Oil prices continued their march higher in European trade on Wednesday, extending gains into a third session as investors looked ahead to weekly data
Crude oil – Oil prices continued their march higher in European trade on Wednesday, extending gains into a third session as investors looked ahead to weekly data from the U.S. on stockpiles of crude and refined products. After markets closed Tuesday, the American Petroleum Institute said that U.S. oil inventories fell by a whopping 10.2 million barrels in the week ended July 21. The API report also showed a gain of 1.9 million barrels in gasoline stocks, while distillate stocks fell by 111,000 barrels. There are often sharp divergences between the API estimates and the official figures from EIA. Oil prices scored their biggest one-day rally of 2017 on Tuesday as fresh pledges from Saudi Arabia and Nigeria at the start of the week to respectively pull back on exports and output boosted sentiment. At an Organization of the Petroleum Exporting Countries meeting on Monday, Saudi Arabia announced it would cut August exports to 6.6 million barrels a day, which would be a million less than a year earlier. In addition, Nigeria, which has been exempt from this year’s OPEC-led production-cut deal, pledged to cap output once it reaches a level of 1.8 million barrels a day. The cartel’s latest data put the country’s output at around 1.7 million. In May, OPEC and some non-OPEC producers, such as Russia, extended an agreement to slash 1.8 million barrels per day in supply until March 2018. So far, it has had little impact on global inventory levels due to rising supply from producers not participating in the accord, such as Libya and Nigeria, as well as a relentless increase in U.S. shale production.
Gold – Gold prices edged lower in European trade on Wednesday, as market players looked ahead to the outcome of the Federal Reserve’s policy meeting for insight on the timing of the next U.S. rate hike and clues on how the central bank plans to pare back its balance sheet. The Fed is not expected to take action on interest rates at the conclusion of its two-day policy meeting at 2:00PM ET (1800GMT), keeping it in a range between 1.0%-1.25%. The central bank will release its post-meeting statement as investors look for any change in language which could point more clearly to the timing of its next rate hike. Market players will also pay close attention to details of when and how the Fed will start reducing its $4.5 trillion balance sheet. The Fed’s comments on inflation will also be in focus. According to Investing.com’s Fed Rate Monitor Tool, conviction for another rate hike before the end of the year has faded, with just 40% of market players expecting another move by December, as the subdued inflation outlook raised doubts over whether policymakers will be able to stick to their planned tightening path.
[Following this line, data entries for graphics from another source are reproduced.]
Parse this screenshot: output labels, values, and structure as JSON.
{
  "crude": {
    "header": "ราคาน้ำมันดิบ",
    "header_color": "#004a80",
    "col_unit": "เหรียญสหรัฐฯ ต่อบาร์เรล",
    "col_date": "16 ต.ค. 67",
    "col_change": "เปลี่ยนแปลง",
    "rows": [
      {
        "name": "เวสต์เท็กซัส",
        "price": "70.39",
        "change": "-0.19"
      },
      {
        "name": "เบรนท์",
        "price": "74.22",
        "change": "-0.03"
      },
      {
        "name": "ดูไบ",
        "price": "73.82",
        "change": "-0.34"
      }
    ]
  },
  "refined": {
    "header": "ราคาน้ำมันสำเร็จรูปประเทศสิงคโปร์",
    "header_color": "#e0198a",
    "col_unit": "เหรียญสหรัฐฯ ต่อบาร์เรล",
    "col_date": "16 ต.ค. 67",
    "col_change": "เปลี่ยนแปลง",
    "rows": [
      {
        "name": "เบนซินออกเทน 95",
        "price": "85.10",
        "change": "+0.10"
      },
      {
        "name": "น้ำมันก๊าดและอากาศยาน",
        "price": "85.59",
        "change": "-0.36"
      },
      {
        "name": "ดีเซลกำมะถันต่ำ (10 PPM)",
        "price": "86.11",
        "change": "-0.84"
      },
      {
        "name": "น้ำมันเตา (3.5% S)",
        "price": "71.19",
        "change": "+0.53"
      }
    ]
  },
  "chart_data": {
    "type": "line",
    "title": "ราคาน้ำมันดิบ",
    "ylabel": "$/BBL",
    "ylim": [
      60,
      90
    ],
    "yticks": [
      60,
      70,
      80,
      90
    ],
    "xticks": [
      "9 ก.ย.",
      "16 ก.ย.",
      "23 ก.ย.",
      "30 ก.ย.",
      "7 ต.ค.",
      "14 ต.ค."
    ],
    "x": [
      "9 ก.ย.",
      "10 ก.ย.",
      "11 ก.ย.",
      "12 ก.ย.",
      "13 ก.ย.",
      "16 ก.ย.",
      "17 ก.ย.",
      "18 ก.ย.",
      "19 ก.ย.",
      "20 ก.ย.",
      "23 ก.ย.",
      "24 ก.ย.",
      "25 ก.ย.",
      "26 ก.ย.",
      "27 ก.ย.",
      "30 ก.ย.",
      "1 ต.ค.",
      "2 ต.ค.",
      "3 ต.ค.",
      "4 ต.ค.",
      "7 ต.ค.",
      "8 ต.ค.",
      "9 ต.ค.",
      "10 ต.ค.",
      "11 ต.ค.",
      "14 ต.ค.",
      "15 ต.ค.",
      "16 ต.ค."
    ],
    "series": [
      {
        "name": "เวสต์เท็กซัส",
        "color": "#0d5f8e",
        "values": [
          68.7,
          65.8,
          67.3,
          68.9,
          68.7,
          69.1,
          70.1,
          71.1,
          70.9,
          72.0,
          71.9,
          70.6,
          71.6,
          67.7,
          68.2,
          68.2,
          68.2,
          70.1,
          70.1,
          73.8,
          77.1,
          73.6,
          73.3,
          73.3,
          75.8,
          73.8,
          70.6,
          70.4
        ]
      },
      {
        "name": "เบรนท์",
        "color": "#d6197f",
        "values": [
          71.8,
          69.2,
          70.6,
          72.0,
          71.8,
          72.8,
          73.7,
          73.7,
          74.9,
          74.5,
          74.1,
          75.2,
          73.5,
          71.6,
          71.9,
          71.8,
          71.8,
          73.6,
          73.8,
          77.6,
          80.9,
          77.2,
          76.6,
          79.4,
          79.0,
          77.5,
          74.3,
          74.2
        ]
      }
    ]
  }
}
Focus will also be on headlines coming out of Washington, where the Senate is expected to continue working to repeal Obamacare. The investigation into U.S. President Donald Trump campaign’s ties to Russia will continue to get attention.
Lead – In China’s market, scrap lead-acid battery prices dropped in late June and early July following lead price decline, with scrap motive battery price down by 150 yuan per tonne to 9,250 yuan per tonne from 9,400 yuan per tonne seen on June 22. This, coupled with strict environmental protection inspections, puts scrap battery recycling industry under shuffling. SMM survey finds that all small secondary lead smelters shut down in response to environmental checks, and output at large secondary lead smelter is also restricted by high temperature. Those smelters thus push down purchase price for scrap lead-acid battery, shrinking profits at scrap battery recyclers. Moreover, traders are active in selling with pessimistic outlook. Hence, scrap battery price failed tracing lead price up this week.